I was pleasantly surprised this year by the range of designs as well as the spectrum of color that designers chose. Although I did not particularly like every single collection, all of them were creative.
The winner of this year’s show, senior Grace F., is also the co-head and has been a part of CFS since 10th grade.
“It felt great to end strong,” she told The Break. “My favorite memory over the years is from 10th grade—the exact moment I found out I had been accepted as one of the 10 designers out of 30 or more that signed up”.
Her most recent collection was inspired by Black Panther, she said. It wasn’t immediately clear to me while I watched the show, but it definitely makes sense considering her choice of black material and chains. It also explains why her music was “Pray for Me” by Kendrick Lamar. Although Grace could not say which piece was her favorite, I definitely think that the chain mask worn by Lachlan O. (11) was a crowd pleaser. Grace is an aspiring designer and has put on a fashion show of her own outside of school, so it shouldn’t be a surprise that she created the winning collection.
My favorite designs were part of a collection by Daniel N. (12), who was inspired by Korean street style. Attendees of last year’s show might remember when he collaborated with an alumni.
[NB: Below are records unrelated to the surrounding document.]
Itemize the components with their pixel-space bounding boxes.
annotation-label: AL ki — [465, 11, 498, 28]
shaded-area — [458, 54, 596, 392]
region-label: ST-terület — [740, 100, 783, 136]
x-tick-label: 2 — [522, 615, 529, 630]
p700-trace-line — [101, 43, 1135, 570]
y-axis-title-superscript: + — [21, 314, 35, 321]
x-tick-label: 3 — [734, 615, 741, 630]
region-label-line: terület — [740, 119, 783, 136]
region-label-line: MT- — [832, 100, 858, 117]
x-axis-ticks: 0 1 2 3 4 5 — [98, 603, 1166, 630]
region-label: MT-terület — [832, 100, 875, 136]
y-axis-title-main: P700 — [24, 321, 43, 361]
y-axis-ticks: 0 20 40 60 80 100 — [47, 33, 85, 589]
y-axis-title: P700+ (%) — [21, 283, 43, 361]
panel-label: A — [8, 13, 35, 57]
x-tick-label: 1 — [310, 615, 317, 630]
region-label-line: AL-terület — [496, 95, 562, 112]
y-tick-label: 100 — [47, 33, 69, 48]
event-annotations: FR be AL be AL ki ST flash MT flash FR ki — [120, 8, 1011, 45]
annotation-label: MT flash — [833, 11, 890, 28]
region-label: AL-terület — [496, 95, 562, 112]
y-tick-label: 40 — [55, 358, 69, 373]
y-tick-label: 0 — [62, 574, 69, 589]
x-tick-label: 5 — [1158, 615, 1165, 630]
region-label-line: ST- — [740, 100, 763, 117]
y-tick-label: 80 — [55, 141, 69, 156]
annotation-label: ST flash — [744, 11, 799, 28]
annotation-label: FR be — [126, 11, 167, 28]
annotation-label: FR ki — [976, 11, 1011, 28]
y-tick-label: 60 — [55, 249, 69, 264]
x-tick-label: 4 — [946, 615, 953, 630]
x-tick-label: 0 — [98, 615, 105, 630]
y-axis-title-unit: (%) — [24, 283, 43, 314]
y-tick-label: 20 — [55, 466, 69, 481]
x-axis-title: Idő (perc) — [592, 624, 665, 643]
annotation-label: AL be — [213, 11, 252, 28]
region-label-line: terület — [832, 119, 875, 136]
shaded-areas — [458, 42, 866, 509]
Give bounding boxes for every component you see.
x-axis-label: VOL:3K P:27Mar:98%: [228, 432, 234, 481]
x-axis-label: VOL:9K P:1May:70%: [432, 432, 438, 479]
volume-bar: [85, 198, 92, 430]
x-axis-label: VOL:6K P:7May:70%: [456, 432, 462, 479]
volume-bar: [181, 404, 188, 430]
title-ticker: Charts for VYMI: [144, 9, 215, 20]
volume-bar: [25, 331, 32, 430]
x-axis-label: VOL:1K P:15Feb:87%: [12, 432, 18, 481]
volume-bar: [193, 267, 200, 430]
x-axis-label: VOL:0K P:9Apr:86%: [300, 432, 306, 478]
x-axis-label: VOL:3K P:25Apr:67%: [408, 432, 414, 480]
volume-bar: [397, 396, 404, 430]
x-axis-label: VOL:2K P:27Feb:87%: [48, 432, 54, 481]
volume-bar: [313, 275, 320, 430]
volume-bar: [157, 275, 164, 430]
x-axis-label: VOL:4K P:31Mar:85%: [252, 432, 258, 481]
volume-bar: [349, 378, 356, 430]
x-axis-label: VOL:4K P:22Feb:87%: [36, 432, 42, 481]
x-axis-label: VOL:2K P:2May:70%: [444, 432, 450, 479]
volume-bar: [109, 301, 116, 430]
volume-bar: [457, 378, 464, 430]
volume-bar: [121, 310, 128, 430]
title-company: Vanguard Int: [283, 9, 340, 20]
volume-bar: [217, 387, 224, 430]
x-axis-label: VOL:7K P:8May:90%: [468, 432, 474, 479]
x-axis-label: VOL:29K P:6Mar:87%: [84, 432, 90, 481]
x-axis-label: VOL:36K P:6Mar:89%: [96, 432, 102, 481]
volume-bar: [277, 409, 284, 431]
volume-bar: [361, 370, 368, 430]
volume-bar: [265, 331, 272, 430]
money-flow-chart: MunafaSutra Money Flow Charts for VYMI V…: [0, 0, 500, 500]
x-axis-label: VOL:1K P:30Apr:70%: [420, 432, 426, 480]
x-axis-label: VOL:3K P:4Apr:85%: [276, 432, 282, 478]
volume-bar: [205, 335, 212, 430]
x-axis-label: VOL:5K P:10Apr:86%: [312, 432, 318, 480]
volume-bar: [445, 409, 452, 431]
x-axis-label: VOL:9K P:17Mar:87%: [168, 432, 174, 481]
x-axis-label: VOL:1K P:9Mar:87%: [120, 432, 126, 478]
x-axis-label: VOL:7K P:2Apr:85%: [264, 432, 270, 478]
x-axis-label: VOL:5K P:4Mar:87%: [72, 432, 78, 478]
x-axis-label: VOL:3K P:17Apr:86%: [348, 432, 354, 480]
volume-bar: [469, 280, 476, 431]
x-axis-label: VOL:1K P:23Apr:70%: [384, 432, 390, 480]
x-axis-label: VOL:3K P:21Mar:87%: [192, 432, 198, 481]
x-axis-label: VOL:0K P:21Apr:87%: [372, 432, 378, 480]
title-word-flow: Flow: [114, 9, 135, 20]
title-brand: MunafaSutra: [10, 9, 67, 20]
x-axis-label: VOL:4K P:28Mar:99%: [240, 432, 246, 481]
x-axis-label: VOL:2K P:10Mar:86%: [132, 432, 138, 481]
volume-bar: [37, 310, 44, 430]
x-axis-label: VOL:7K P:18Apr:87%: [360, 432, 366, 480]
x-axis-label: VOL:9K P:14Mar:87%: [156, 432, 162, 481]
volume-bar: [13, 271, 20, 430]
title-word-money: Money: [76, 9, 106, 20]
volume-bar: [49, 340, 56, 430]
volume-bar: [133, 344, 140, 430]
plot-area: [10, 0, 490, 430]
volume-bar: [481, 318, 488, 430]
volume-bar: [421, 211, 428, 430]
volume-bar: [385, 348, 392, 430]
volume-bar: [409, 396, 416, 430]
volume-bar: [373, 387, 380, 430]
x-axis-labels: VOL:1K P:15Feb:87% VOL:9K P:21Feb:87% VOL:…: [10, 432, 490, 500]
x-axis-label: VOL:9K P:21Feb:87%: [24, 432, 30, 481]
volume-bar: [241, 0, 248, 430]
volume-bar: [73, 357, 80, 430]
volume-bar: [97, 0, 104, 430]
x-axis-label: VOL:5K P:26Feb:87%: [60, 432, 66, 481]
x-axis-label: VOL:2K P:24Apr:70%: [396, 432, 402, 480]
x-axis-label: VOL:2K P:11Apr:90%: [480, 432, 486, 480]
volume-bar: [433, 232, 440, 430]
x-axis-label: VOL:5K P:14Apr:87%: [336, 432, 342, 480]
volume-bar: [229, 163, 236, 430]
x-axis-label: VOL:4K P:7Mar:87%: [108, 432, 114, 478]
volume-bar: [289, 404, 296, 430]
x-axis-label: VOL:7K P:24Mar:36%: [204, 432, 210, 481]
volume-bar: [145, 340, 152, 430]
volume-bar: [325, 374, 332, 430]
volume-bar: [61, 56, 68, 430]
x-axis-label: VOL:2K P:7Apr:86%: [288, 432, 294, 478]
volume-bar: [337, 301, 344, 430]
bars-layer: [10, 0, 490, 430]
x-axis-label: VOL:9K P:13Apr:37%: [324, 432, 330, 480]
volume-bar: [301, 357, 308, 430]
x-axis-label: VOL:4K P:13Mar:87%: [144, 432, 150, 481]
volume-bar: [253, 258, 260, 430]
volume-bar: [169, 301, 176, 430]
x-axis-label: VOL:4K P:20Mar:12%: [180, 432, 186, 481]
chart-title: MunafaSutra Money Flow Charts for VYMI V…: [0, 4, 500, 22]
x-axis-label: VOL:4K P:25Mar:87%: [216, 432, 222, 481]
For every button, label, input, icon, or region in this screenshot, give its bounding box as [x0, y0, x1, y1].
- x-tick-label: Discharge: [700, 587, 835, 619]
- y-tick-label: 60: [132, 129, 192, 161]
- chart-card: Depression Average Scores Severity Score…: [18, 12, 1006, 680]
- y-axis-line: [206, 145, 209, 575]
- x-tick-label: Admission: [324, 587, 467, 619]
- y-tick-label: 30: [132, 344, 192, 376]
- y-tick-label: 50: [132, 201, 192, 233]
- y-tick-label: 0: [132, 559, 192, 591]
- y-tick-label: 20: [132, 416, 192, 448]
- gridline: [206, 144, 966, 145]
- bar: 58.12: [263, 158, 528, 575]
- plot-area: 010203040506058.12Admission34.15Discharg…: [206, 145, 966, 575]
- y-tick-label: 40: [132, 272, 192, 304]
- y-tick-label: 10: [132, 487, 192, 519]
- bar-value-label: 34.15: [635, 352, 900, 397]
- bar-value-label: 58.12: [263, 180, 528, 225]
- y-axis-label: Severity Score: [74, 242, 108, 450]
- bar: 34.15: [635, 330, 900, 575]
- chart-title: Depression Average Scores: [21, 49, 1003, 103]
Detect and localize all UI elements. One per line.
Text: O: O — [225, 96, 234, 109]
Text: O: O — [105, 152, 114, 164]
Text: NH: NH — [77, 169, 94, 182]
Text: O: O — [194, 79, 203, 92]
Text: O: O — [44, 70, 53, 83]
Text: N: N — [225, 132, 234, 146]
Last years collection included paintings and drawings on the clothing, all done by the designers themselves. As most designers for the show simply sketch their ideas and work with a tailor who actually makes the pieces, I admired the fact that this group took on the production stage as well. This is something that Daniel followed through with this year, collecting the materials, and, because he was short-handed, working with his mom on the sewing. What stood out was how he mixed materials— wool, flannel, and leather all sewn together. He created pieces I could see myself wearing, which is why I asked if they were up for sale. (They are, by the way, for any of you fellow Nammies out there.) Daniel hopes to continue his fashion career at Parsons next year and one day launch his own label.
At each year’s show, I wonder how many people applied to be designers. One of the co-heads, Liliane K. (12), confirmed that the usual number of a dozen or so applied this year. However, I have to ask the question: is the quality of the designs consistent each year? I definitely think this year was a success, but what about the years to come? Liliane explained, “The vast majority of designers were in 11th grade this year, compared to only two last year.” Next year’s show will be just as exciting, although the crowd favorite and winner this year, Grace F., will be graduating. I am curious to see if the Starfish Project will be reconnecting with Charity Fashion Show next year as well.